L7LBにはいくつか動作モードがありますが、今回はシングルホストモードを利用します。 このモードでは、トラフィックIPアドレスがトラフィックIPグループ内のいずれかのL7LBサーバーに割り振られ、 有効(アクティブ)になります。トラフィックIPアドレスが割り振られかったL7LBサーバー(パッシブ)は、 アクティブなサーバーの障害発生時に動作します。これにより、トラフィックIPアドレスの可用性が高く保てます。
トラフィックIPアドレスへのアクセスは、最終的にバックエンドサーバーへ振り分けられます。 バックエンドサーバーの集まりをプールと呼び、今回はWebサーバーのプールを構成します。 トラフィックIPアドレスの TCP 80番ポート(HTTP) へのアクセスは、 このプール中のいずれかのサーバーに振り分けられます。
L7ロードバランサー(Pulse Secure Virtual Traffic Manager)について
今回クラスター構成に用いるロードバランサーは、ニフクラの「L7ロードバランサー」です。

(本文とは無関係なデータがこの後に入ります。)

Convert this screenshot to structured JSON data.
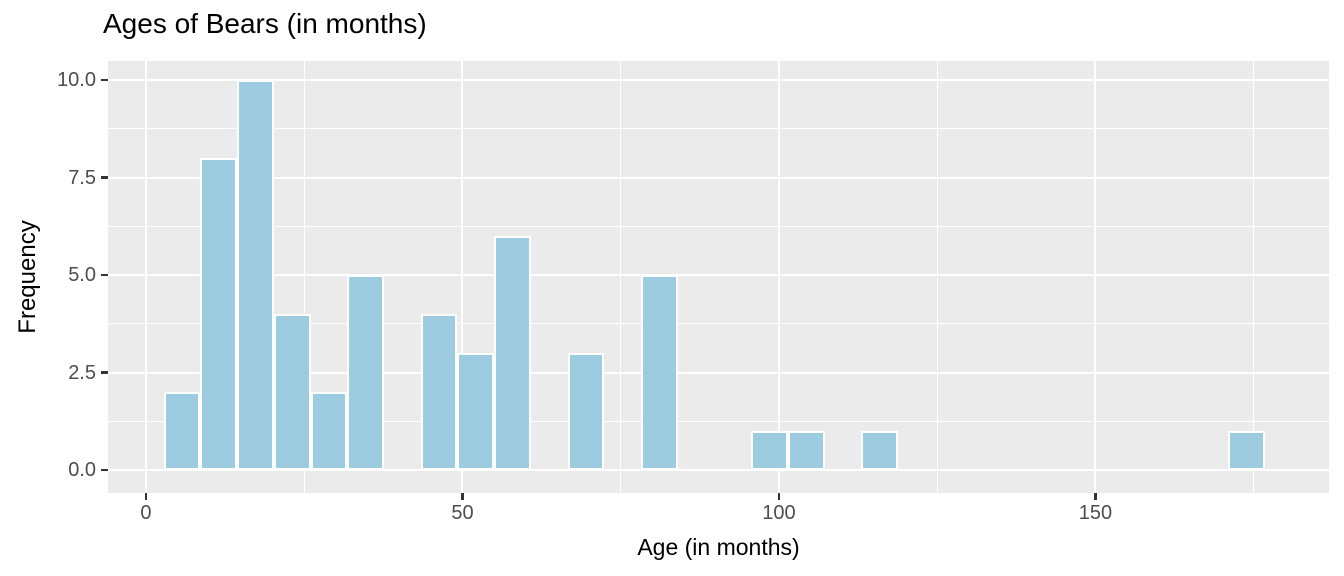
{
  "chart_data": {
    "type": "bar",
    "subtype": "histogram",
    "title": "Ages of Bears (in months)",
    "xlabel": "Age (in months)",
    "ylabel": "Frequency",
    "legend_position": "none",
    "grid": true,
    "bin_width": 5.8,
    "bins": [
      {
        "x0": 2.8,
        "x1": 8.6,
        "count": 2
      },
      {
        "x0": 8.6,
        "x1": 14.4,
        "count": 8
      },
      {
        "x0": 14.4,
        "x1": 20.2,
        "count": 10
      },
      {
        "x0": 20.2,
        "x1": 26.0,
        "count": 4
      },
      {
        "x0": 26.0,
        "x1": 31.8,
        "count": 2
      },
      {
        "x0": 31.8,
        "x1": 37.6,
        "count": 5
      },
      {
        "x0": 43.4,
        "x1": 49.2,
        "count": 4
      },
      {
        "x0": 49.2,
        "x1": 55.0,
        "count": 3
      },
      {
        "x0": 55.0,
        "x1": 60.8,
        "count": 6
      },
      {
        "x0": 66.6,
        "x1": 72.4,
        "count": 3
      },
      {
        "x0": 78.2,
        "x1": 84.0,
        "count": 5
      },
      {
        "x0": 95.6,
        "x1": 101.4,
        "count": 1
      },
      {
        "x0": 101.4,
        "x1": 107.2,
        "count": 1
      },
      {
        "x0": 113.0,
        "x1": 118.8,
        "count": 1
      },
      {
        "x0": 171.0,
        "x1": 176.8,
        "count": 1
      }
    ],
    "x_ticks": [
      {
        "value": 0,
        "label": "0"
      },
      {
        "value": 50,
        "label": "50"
      },
      {
        "value": 100,
        "label": "100"
      },
      {
        "value": 150,
        "label": "150"
      }
    ],
    "x_minor_ticks": [
      25,
      75,
      125,
      175
    ],
    "y_ticks": [
      {
        "value": 0,
        "label": "0.0"
      },
      {
        "value": 2.5,
        "label": "2.5"
      },
      {
        "value": 5,
        "label": "5.0"
      },
      {
        "value": 7.5,
        "label": "7.5"
      },
      {
        "value": 10,
        "label": "10.0"
      }
    ],
    "y_minor_ticks": [
      1.25,
      3.75,
      6.25,
      8.75
    ],
    "xlim": [
      -6.0,
      186.9
    ],
    "ylim": [
      -0.59,
      10.49
    ],
    "colors": {
      "bar_fill": "#9DCBDF",
      "bar_stroke": "#FFFFFF",
      "panel_bg": "#EBEBEB",
      "gridline": "#FFFFFF",
      "tick_mark": "#333333",
      "tick_label": "#4D4D4D",
      "title": "#000000",
      "axis_label": "#000000",
      "page_bg": "#FFFFFF"
    }
  }
}
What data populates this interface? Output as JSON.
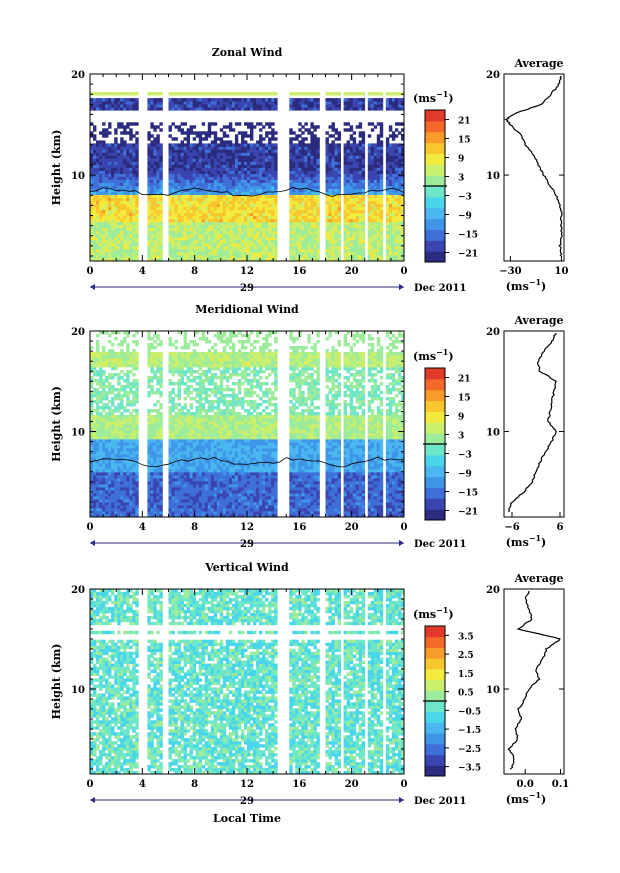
{
  "chart_data": [
    {
      "type": "heatmap",
      "title": "Zonal Wind",
      "ylabel": "Height (km)",
      "xticks": [
        "0",
        "4",
        "8",
        "12",
        "16",
        "20",
        "0"
      ],
      "yticks": [
        "20",
        "10"
      ],
      "xlim": [
        0,
        24
      ],
      "ylim": [
        1.5,
        20
      ],
      "date_label": "29",
      "date_suffix": "Dec 2011",
      "colorbar": {
        "unit": "(ms",
        "unit_exp": "−1",
        "unit_close": ")",
        "ticks": [
          "21",
          "15",
          "9",
          "3",
          "−3",
          "−9",
          "−15",
          "−21"
        ],
        "range": [
          -24,
          24
        ],
        "colors": [
          "#2b2b7f",
          "#3a45b0",
          "#3f6fd8",
          "#3f95e8",
          "#4ab7f0",
          "#49d6ea",
          "#6ee6c8",
          "#9cec9c",
          "#c9ef6c",
          "#f2ea3c",
          "#f8c72e",
          "#f99b29",
          "#f4682a",
          "#e23a2a"
        ]
      },
      "profile": {
        "title": "Average",
        "xlabel": "(ms",
        "xlabel_exp": "−1",
        "xlabel_close": ")",
        "xticks": [
          "−30",
          "10"
        ],
        "xlim": [
          -35,
          12
        ],
        "heights": [
          2.0,
          3.0,
          4.0,
          5.0,
          6.0,
          7.0,
          8.0,
          9.0,
          10.0,
          11.0,
          12.0,
          13.0,
          14.0,
          15.0,
          15.5,
          16.0,
          17.0,
          18.0,
          19.0,
          19.8
        ],
        "values": [
          9.5,
          9,
          10,
          9.5,
          10,
          9,
          6,
          1,
          -4,
          -8,
          -12,
          -18,
          -22,
          -30,
          -33,
          -28,
          -6,
          2,
          8,
          10
        ]
      }
    },
    {
      "type": "heatmap",
      "title": "Meridional Wind",
      "ylabel": "Height (km)",
      "xticks": [
        "0",
        "4",
        "8",
        "12",
        "16",
        "20",
        "0"
      ],
      "yticks": [
        "20",
        "10"
      ],
      "xlim": [
        0,
        24
      ],
      "ylim": [
        1.5,
        20
      ],
      "date_label": "29",
      "date_suffix": "Dec 2011",
      "colorbar": {
        "unit": "(ms",
        "unit_exp": "−1",
        "unit_close": ")",
        "ticks": [
          "21",
          "15",
          "9",
          "3",
          "−3",
          "−9",
          "−15",
          "−21"
        ],
        "range": [
          -24,
          24
        ],
        "colors": [
          "#2b2b7f",
          "#3a45b0",
          "#3f6fd8",
          "#3f95e8",
          "#4ab7f0",
          "#49d6ea",
          "#6ee6c8",
          "#9cec9c",
          "#c9ef6c",
          "#f2ea3c",
          "#f8c72e",
          "#f99b29",
          "#f4682a",
          "#e23a2a"
        ]
      },
      "profile": {
        "title": "Average",
        "xlabel": "(ms",
        "xlabel_exp": "−1",
        "xlabel_close": ")",
        "xticks": [
          "−6",
          "6"
        ],
        "xlim": [
          -8,
          7
        ],
        "heights": [
          2.0,
          3.0,
          4.0,
          5.0,
          6.0,
          7.0,
          8.0,
          9.0,
          10.0,
          11.0,
          12.0,
          13.0,
          14.0,
          15.0,
          16.0,
          17.0,
          18.0,
          19.0,
          19.8
        ],
        "values": [
          -7,
          -6,
          -3,
          -1,
          0,
          1,
          2.5,
          4,
          5,
          3,
          3.5,
          4,
          4.5,
          5,
          1,
          0.5,
          2,
          4,
          5
        ]
      }
    },
    {
      "type": "heatmap",
      "title": "Vertical Wind",
      "ylabel": "Height (km)",
      "xlabel": "Local Time",
      "xticks": [
        "0",
        "4",
        "8",
        "12",
        "16",
        "20",
        "0"
      ],
      "yticks": [
        "20",
        "10"
      ],
      "xlim": [
        0,
        24
      ],
      "ylim": [
        1.5,
        20
      ],
      "date_label": "29",
      "date_suffix": "Dec 2011",
      "colorbar": {
        "unit": "(ms",
        "unit_exp": "−1",
        "unit_close": ")",
        "ticks": [
          "3.5",
          "2.5",
          "1.5",
          "0.5",
          "−0.5",
          "−1.5",
          "−2.5",
          "−3.5"
        ],
        "range": [
          -4,
          4
        ],
        "colors": [
          "#2b2b7f",
          "#3a45b0",
          "#3f6fd8",
          "#3f95e8",
          "#4ab7f0",
          "#49d6ea",
          "#6ee6c8",
          "#9cec9c",
          "#c9ef6c",
          "#f2ea3c",
          "#f8c72e",
          "#f99b29",
          "#f4682a",
          "#e23a2a"
        ]
      },
      "profile": {
        "title": "Average",
        "xlabel": "(ms",
        "xlabel_exp": "−1",
        "xlabel_close": ")",
        "xticks": [
          "0.0",
          "0.1"
        ],
        "xlim": [
          -0.06,
          0.11
        ],
        "heights": [
          2.0,
          3.0,
          4.0,
          5.0,
          6.0,
          7.0,
          8.0,
          9.0,
          10.0,
          11.0,
          12.0,
          13.0,
          14.0,
          15.0,
          16.0,
          17.0,
          18.0,
          19.0,
          19.8
        ],
        "values": [
          -0.04,
          -0.03,
          -0.045,
          -0.02,
          -0.03,
          -0.01,
          -0.02,
          0.0,
          0.01,
          0.04,
          0.03,
          0.05,
          0.06,
          0.1,
          -0.02,
          0.02,
          0.01,
          0.0,
          0.01
        ]
      }
    }
  ]
}
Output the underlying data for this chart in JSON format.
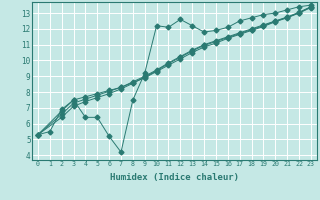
{
  "xlabel": "Humidex (Indice chaleur)",
  "ylabel": "",
  "bg_color": "#c5e8e5",
  "grid_color": "#b0d8d5",
  "line_color": "#2a7a72",
  "xlim": [
    -0.5,
    23.5
  ],
  "ylim": [
    3.7,
    13.7
  ],
  "xticks": [
    0,
    1,
    2,
    3,
    4,
    5,
    6,
    7,
    8,
    9,
    10,
    11,
    12,
    13,
    14,
    15,
    16,
    17,
    18,
    19,
    20,
    21,
    22,
    23
  ],
  "yticks": [
    4,
    5,
    6,
    7,
    8,
    9,
    10,
    11,
    12,
    13
  ],
  "line1_x": [
    0,
    1,
    2,
    3,
    4,
    5,
    6,
    7,
    8,
    9,
    10,
    11,
    12,
    13,
    14,
    15,
    16,
    17,
    18,
    19,
    20,
    21,
    22,
    23
  ],
  "line1_y": [
    5.3,
    5.5,
    6.9,
    7.5,
    6.4,
    6.4,
    5.2,
    4.2,
    7.5,
    9.2,
    12.2,
    12.1,
    12.6,
    12.2,
    11.8,
    11.9,
    12.1,
    12.5,
    12.7,
    12.9,
    13.0,
    13.2,
    13.4,
    13.5
  ],
  "line2_x": [
    0,
    2,
    3,
    4,
    5,
    6,
    7,
    8,
    9,
    10,
    11,
    12,
    13,
    14,
    15,
    16,
    17,
    18,
    19,
    20,
    21,
    22,
    23
  ],
  "line2_y": [
    5.3,
    6.8,
    7.5,
    7.7,
    7.9,
    8.1,
    8.3,
    8.6,
    8.9,
    9.3,
    9.7,
    10.1,
    10.5,
    10.85,
    11.1,
    11.4,
    11.65,
    11.9,
    12.15,
    12.45,
    12.7,
    13.0,
    13.35
  ],
  "line3_x": [
    0,
    2,
    3,
    4,
    5,
    6,
    7,
    8,
    9,
    10,
    11,
    12,
    13,
    14,
    15,
    16,
    17,
    18,
    19,
    20,
    21,
    22,
    23
  ],
  "line3_y": [
    5.3,
    6.6,
    7.3,
    7.55,
    7.8,
    8.05,
    8.3,
    8.65,
    9.0,
    9.4,
    9.85,
    10.25,
    10.65,
    11.0,
    11.25,
    11.5,
    11.75,
    12.0,
    12.25,
    12.5,
    12.75,
    13.05,
    13.4
  ],
  "line4_x": [
    0,
    2,
    3,
    4,
    5,
    6,
    7,
    8,
    9,
    10,
    11,
    12,
    13,
    14,
    15,
    16,
    17,
    18,
    19,
    20,
    21,
    22,
    23
  ],
  "line4_y": [
    5.3,
    6.4,
    7.1,
    7.4,
    7.65,
    7.9,
    8.2,
    8.55,
    8.95,
    9.35,
    9.8,
    10.2,
    10.6,
    10.95,
    11.2,
    11.45,
    11.7,
    11.95,
    12.2,
    12.48,
    12.72,
    13.02,
    13.38
  ]
}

L7ロードバランサーは、高機能および多機能なソフトウェアL7ロードバランサーです。 Linuxで動作し、ポート番号やIPアドレスをベースにトラフィックを振り分けるL4負荷分散のみならず、 アプリケーション情報をベースに振り分けるL7負荷分散が可能です。
ニフクラでは3種類のロードバランサーを提供していますが、L7に対応しているのはこのロードバランサーだけです。 ほかのロードバランサーについては、ニフクラの「ロードバランサー」のページを参考にしてください。
構築
構築手順
構築手順については、図研ネットウエイブ社のダウンロードサイトに「Pulse Virtual Traffic Manager セットアップ手順書」がありますので、そちらも参照ください。 以下の手順も基本的にこの手順書に沿っています。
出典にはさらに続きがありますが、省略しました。